Bei Neiman Marcus hatte mich eine Kollegin einmal gefragt: »Wie ist es denn, wenn man schön ist?« Wenn die Leute einen für schön halten, bemüht man sich vor allem, nett zu sein. Man wird ständig als Konkurrenz betrachtet - als die Frau mit dem spannenderen Leben -, und alles nur, weil sich die einzelnen Gesichtszüge auf angenehme Art ergänzen. Die Frau, die mir damals die Frage gestellt hatte, war selbst hübsch; ihr Gesicht sah dem eines Botticelli-Engels nicht unähnlich. Ich winkte lachend ab. Ich sähe nun wirklich nicht außergewöhnlich aus, meinte ich. Ich finde, dass die Sache mit der Schönheit meistens überschätzt wird.

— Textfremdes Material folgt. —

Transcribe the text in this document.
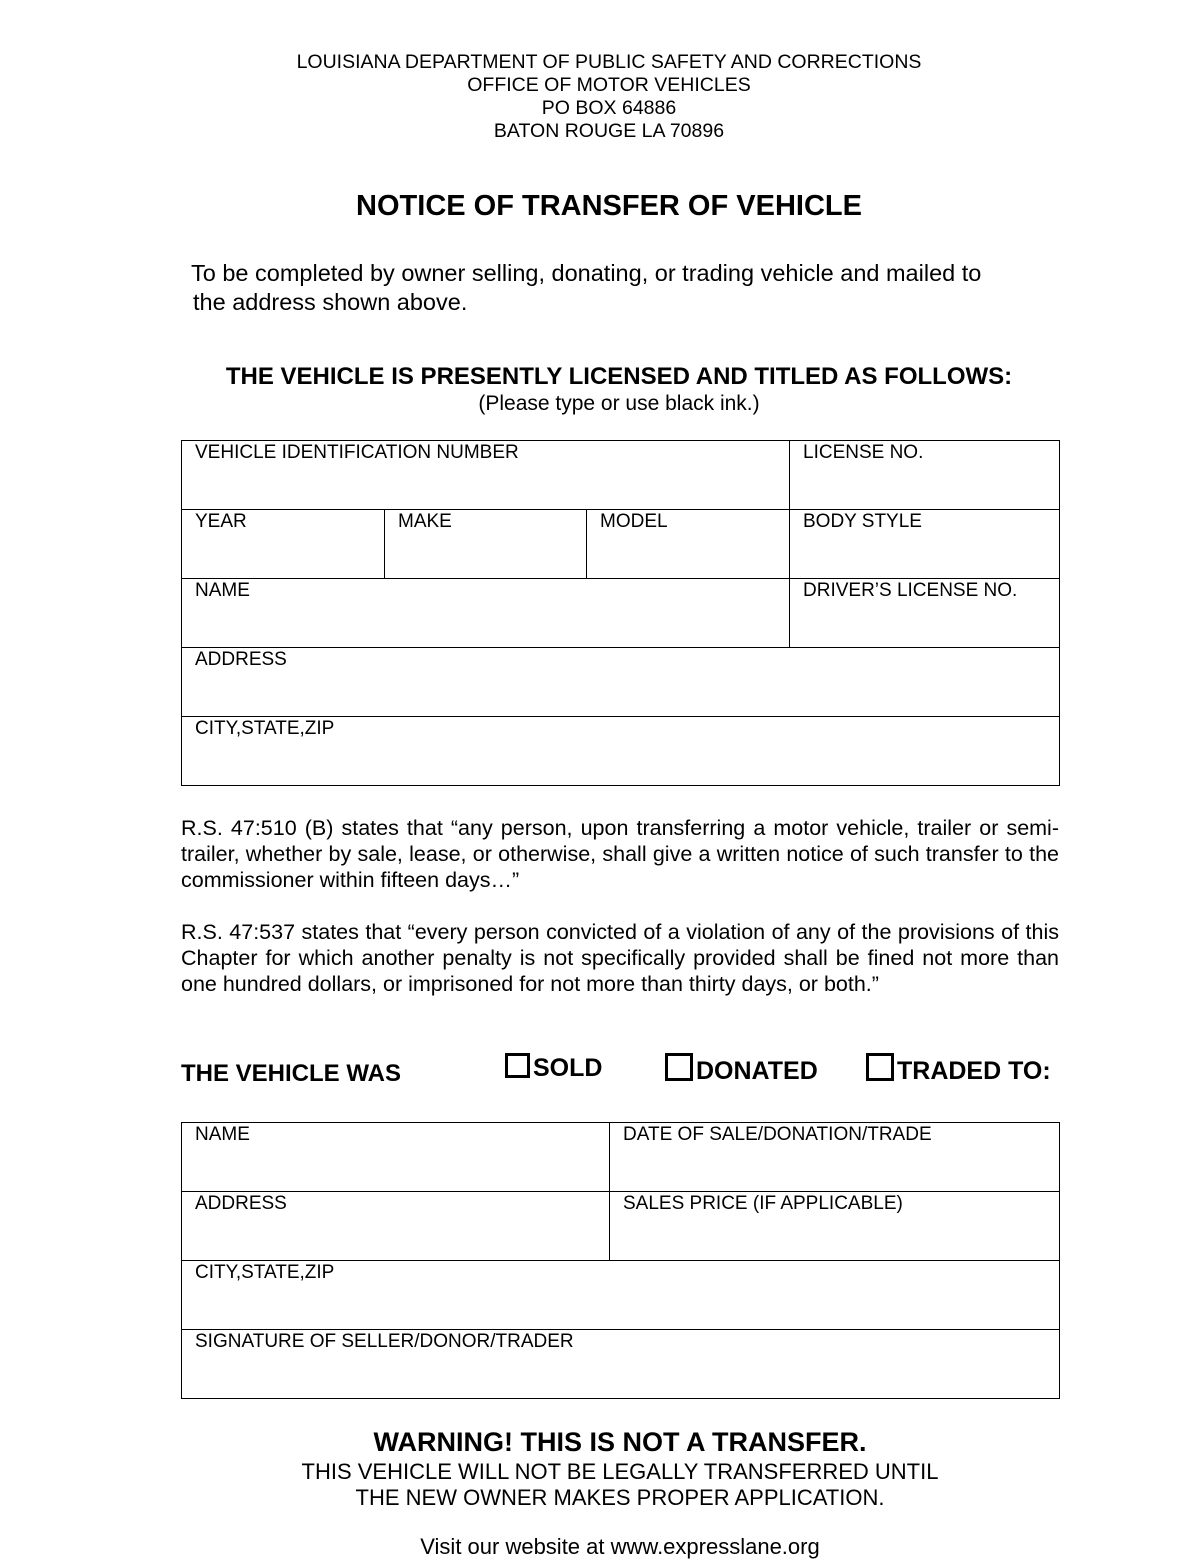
LOUISIANA DEPARTMENT OF PUBLIC SAFETY AND CORRECTIONS
OFFICE OF MOTOR VEHICLES
PO BOX 64886
BATON ROUGE LA 70896
NOTICE OF TRANSFER OF VEHICLE
To be completed by owner selling, donating, or trading vehicle and mailed to
the address shown above.
THE VEHICLE IS PRESENTLY LICENSED AND TITLED AS FOLLOWS:
(Please type or use black ink.)
VEHICLE IDENTIFICATION NUMBER			LICENSE NO.

YEAR	MAKE	MODEL	BODY STYLE

NAME			DRIVER’S LICENSE NO.

ADDRESS			

CITY,STATE,ZIP			
R.S. 47:510 (B) states that “any person, upon transferring a motor vehicle, trailer or semi-trailer, whether by sale, lease, or otherwise, shall give a written notice of such transfer to the commissioner within fifteen days…”
R.S. 47:537 states that “every person convicted of a violation of any of the provisions of this Chapter for which another penalty is not specifically provided shall be fined not more than one hundred dollars, or imprisoned for not more than thirty days, or both.”
THE VEHICLE WAS	SOLD	DONATED	TRADED TO:
NAME	DATE OF SALE/DONATION/TRADE

ADDRESS	SALES PRICE (IF APPLICABLE)

CITY,STATE,ZIP	

SIGNATURE OF SELLER/DONOR/TRADER	
WARNING! THIS IS NOT A TRANSFER.
THIS VEHICLE WILL NOT BE LEGALLY TRANSFERRED UNTIL
THE NEW OWNER MAKES PROPER APPLICATION.
Visit our website at www.expresslane.org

Ich holte zwei Fotos von Jan hervor. Auf dem einen, das ich vor der Basilika vom Heiligen Blut gemacht hatte, war er im Profil zu sehen; das andere, in einer Kneipe in Gent geschossen, zeigte zwei Drittel seines Gesichts. Es erinnerte mich wieder an seine besondere Anziehungskraft. Sein Außeres war faszinierend, weil es so speziell war. Allein deswegen wollte ich ihn wieder sehen.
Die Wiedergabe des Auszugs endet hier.